While the acquisition of SemGroup will do several things for Energy Transfer, the main driver of this deal is how it will bolster the company's oil transportation business. Here's a look at why Energy Transfer is making a $5 billion bet on crude oil.
Drilling down into the deal
Energy Transfer's acquisition of SemGroup will significantly enhance the company's scale in several important production basins and market centers. Because of that, it will increase the connectivity of the company's crude oil and natural gas liquids (NGLs) business.
At the heart of the deal is SemGroup's Houston Fuel Oil Terminal Company (HFOTCO), which is a world-class crude oil terminal on the Houston Ship Channel. That facility can store 18.2 million barrels of oil and has five deepwater ship docks from which it can export oil to global markets. Supporting the terminal are stable take-or-pay contracts that provide predictable cash flow.
In addition to HFOTCO, Energy Transfer will pick up crude oil and NGL gathering assets in the DJ Basin of Colorado and Anadarko Basin in Oklahoma and Kansas. The company will also get some crude oil and NGL pipelines that connect those two regions to oil terminals in Cushing, Oklahoma, which is a major oil hub. Finally, Energy Transfer will gain a significant oil gathering and transportation business in western Canada.
Although Energy Transfer is paying a substantial premium for SemGroup, it's getting all these assets at a good value. The company is paying only nine times EBITDA after adjusting for the expected $170 million in annual cost savings. For comparison's sake, Kinder Morgan recently sold its Canadian subsidiary and a related pipeline for 13 times EBITDA. The low price Energy Transfer is paying despite the significant premium is a result of the slump in SemGroup's stock over the past few years. The current offer price, for example, is still 28% below where shares traded a year ago and more than 50% below where they were three years ago.
It's all about the flow
While the deal makes financial sense, the main draw is its strategic rationale. America is producing an increasing supply of crude oil thanks to the growing output of shale regions. Most of that output is flowing toward the Gulf Coast since that's the country's key refining hub. However, given the current configuration of the country's refining system, it can't process all this oil. Because of that, it needs to export this excess crude to other markets. That's leading companies to build out additional infrastructure in that region to move oil toward the coast as well as ship more of it to global markets.

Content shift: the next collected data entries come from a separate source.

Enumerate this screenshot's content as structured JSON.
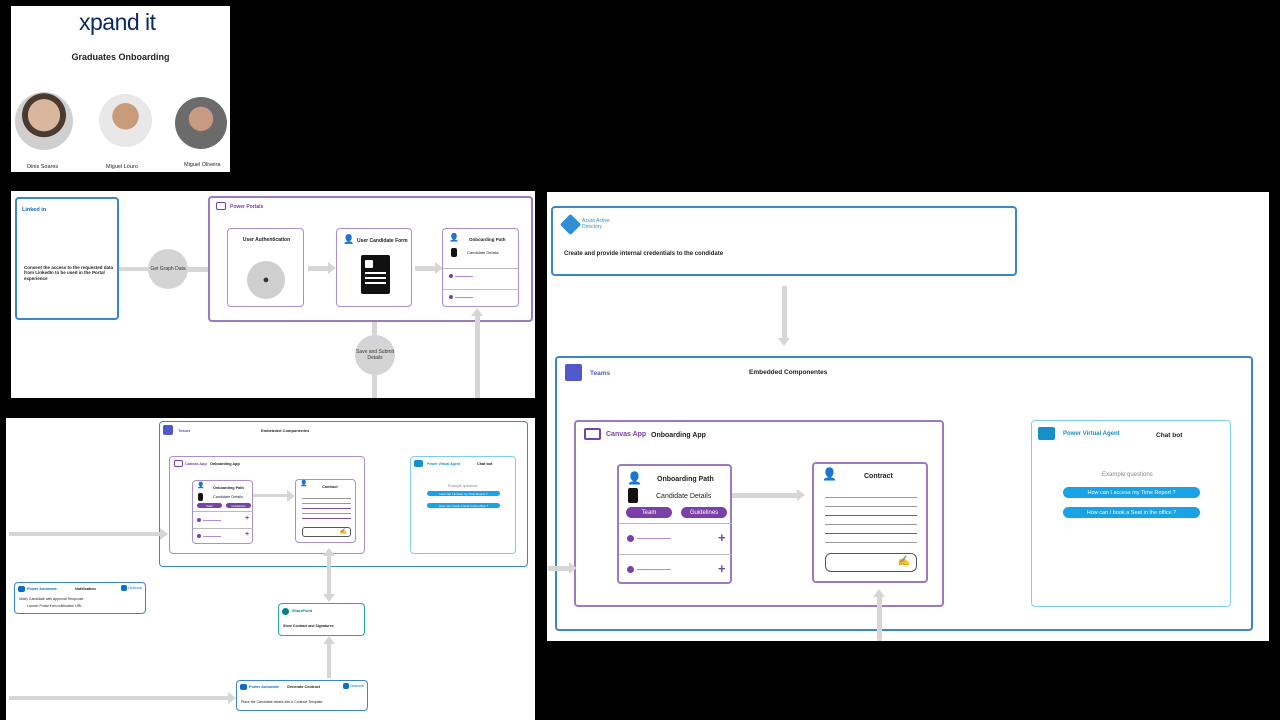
{
  "cover": {
    "logo": "xpand it",
    "title": "Graduates Onboarding",
    "people": [
      "Dinis Soares",
      "Miguel Louro",
      "Miguel Oliveira"
    ]
  },
  "flow1": {
    "linkedin_logo": "Linked in",
    "linkedin_text": "Consent the access to the requested data from LinkedIn to be used in the Portal experience",
    "graph_label": "Get Graph Data",
    "portal_label": "Power Portals",
    "auth_label": "User Authentication",
    "form_label": "User Candidate Form",
    "path_title": "Onboarding Path",
    "path_item": "Candidate Details",
    "submit_label": "Save and Submit Details"
  },
  "right": {
    "azure_name": "Azure Active Directory",
    "azure_text": "Create and provide internal credentials to the condidate",
    "teams_label": "Teams",
    "embedded_label": "Embedded Componentes",
    "canvas_label": "Canvas App",
    "onboarding_app": "Onboarding App",
    "path_title": "Onboarding Path",
    "path_item": "Candidate Details",
    "team_btn": "Team",
    "guidelines_btn": "Guidelines",
    "contract_title": "Contract",
    "pva_label": "Power Virtual Agent",
    "chatbot_label": "Chat bot",
    "examples_label": "Example questions",
    "q1": "How can I access my Time Report ?",
    "q2": "How can I book a Seat in the office ?"
  },
  "bottom": {
    "teams_label": "Teams",
    "embedded_label": "Embedded Componentes",
    "canvas_label": "Canvas App",
    "onboarding_app": "Onboarding App",
    "path_title": "Onboarding Path",
    "path_item": "Candidate Details",
    "team_btn": "Team",
    "guidelines_btn": "Guidelines",
    "contract_title": "Contract",
    "pva_label": "Power Virtual Agent",
    "chatbot_label": "Chat bot",
    "examples_label": "Example questions",
    "q1": "How can I access my Time Report ?",
    "q2": "How can I book a Seat in the office ?",
    "notif_label": "Power Automate",
    "notif_title": "Notification",
    "outlook": "Outlook",
    "notif_line1": "Notify Candidate with Approval Response",
    "notif_line2": "Launch Portal from notification URL",
    "sharepoint_label": "SharePoint",
    "sharepoint_text": "Store Contract and Signatures",
    "gen_label": "Power Automate",
    "gen_title": "Generate Contract",
    "gen_text": "Place the Candidate details into a Contract Template"
  },
  "colors": {
    "purple": "#7a3fa8",
    "blue": "#3a86c8",
    "cyan": "#19a3e6",
    "teal": "#2aa7a0"
  }
}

SemGroup operates strategically located assets that not only gather oil from wells in key production basins but also export it to global markets. Because of that, it will enhance Energy Transfer's strategy to build an integrated "wellhead-to-water system" that increases the flow of oil toward export facilities along the U.S. Gulf Coast. The company will now control two such terminals that it plans to link with a new pipeline, which should come online by 2021. This integrated system will enhance the company's capabilities, as well as its flexibility to export the increasing flow of oil to that region.
Energy Transfer is one of several companies working on projects that will transport more oil to the coast. It's currently building the Permian Express 4 pipeline, which will ship oil from the Permian Basin to the Gulf Coast. Meanwhile, it's working on increasing the capacity of its Bakken pipeline system, which will transport more oil from North Dakota to the coast. In addition to that, Energy Transfer is looking at a major expansion project at its Nederland Terminal that will enable it to load oil onto supertankers. The company will now complement this expanding footprint with SemGroup's assets, which include its oil pipelines pushing crude toward the coast as well as HFOTCO. That will make Energy Transfer an even bigger player in America's growing oil export market.
More fuel to keep growing
Energy Transfer's crude oil segment has helped fuel big-time earnings growth in recent quarters as it brings new pipelines online. That trend should continue in the quarters to come as the company brings more projects online and benefits from its acquisition of SemGroup. Meanwhile, with enhanced capabilities and increasing flexibility, the company will be in an even better position to capture future expansion projects. That makes it an even more compelling oil stock to consider buying these days.